Subject: Re: FW: Why would I pay for Ximian software?
From: Harald Koch <>
Date: Thu, 03 Jan 2002 13:18:38 -0500

David Fetter answered most of Joshua's comments the same way I would, so
I'll just add a couple of things.

Of all the gin joints in all the towns in all the world, "Joshua C. Lerner"
had to walk into mine and say:

> How do you
> account for which companies thrive and which fail?

I don't account for success or failure of businesses anymore. It's
entirely Chaotic and so depends quite a bit on random chance. Other
significant factors are the personalities, experience level, and goals
of the principals.

> Or are you suggesting that investors are wrong to punish a company's
> stock when the company fails to meet earning's expectations?

I think modern earnings expectations are often entirely unrealistic;
they're set as optimistic goals rather than realistic targets. They
don't take into account global economic trends, instead expecting a
corporations performance to be consistent even in the face of external

I also think that (these days) "most investors" are hopelessly naive,
and panic when a company fails to meet expectations (even slightly).

> > Individuals rarely even known what their own best
> > self-interest is.
> That's a rather dangerous opinion.

Apparently you'd be surprised how many people hold it.

> Do you think you typically try to act in your own best self-interest? 
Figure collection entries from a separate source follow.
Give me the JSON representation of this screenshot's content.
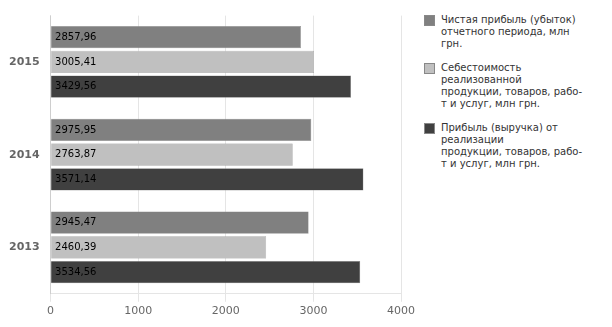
{
  "chart_data": {
    "type": "bar",
    "orientation": "horizontal",
    "categories": [
      "2015",
      "2014",
      "2013"
    ],
    "series": [
      {
        "name": "Чистая прибыль (убыток)\nотчетного периода, млн\nгрн.",
        "color": "#808080",
        "values": [
          2857.96,
          2975.95,
          2945.47
        ],
        "value_labels": [
          "2857,96",
          "2975,95",
          "2945,47"
        ]
      },
      {
        "name": "Себестоимость\nреализованной\nпродукции, товаров, рабо-\nт и услуг, млн грн.",
        "color": "#c0c0c0",
        "values": [
          3005.41,
          2763.87,
          2460.39
        ],
        "value_labels": [
          "3005,41",
          "2763,87",
          "2460,39"
        ]
      },
      {
        "name": "Прибыль (выручка) от\nреализации\nпродукции, товаров, рабо-\nт и услуг, млн грн.",
        "color": "#404040",
        "values": [
          3429.56,
          3571.14,
          3534.56
        ],
        "value_labels": [
          "3429,56",
          "3571,14",
          "3534,56"
        ]
      }
    ],
    "xlim": [
      0,
      4000
    ],
    "xticks": [
      0,
      1000,
      2000,
      3000,
      4000
    ],
    "grid": true,
    "legend": "right",
    "data_labels": true
  }
}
Do I try? more often, as I get older and more experienced. Do I succeed?
Less often than I'd like. Do I know I'm failing? most of the time. Look
at my eating habits, exercise habits, money management habits, personal
relationships, etc. ad nauseum; they could all be better than they are.
There are only so many hours in the day, and so many brain cells to
direct to the task.

Do I know what my own best self-interest *is*? Well, I do consider
myself relatively enlightened here, but even I often have no idea.

Harald Koch     <>

"It takes a child to raze a village."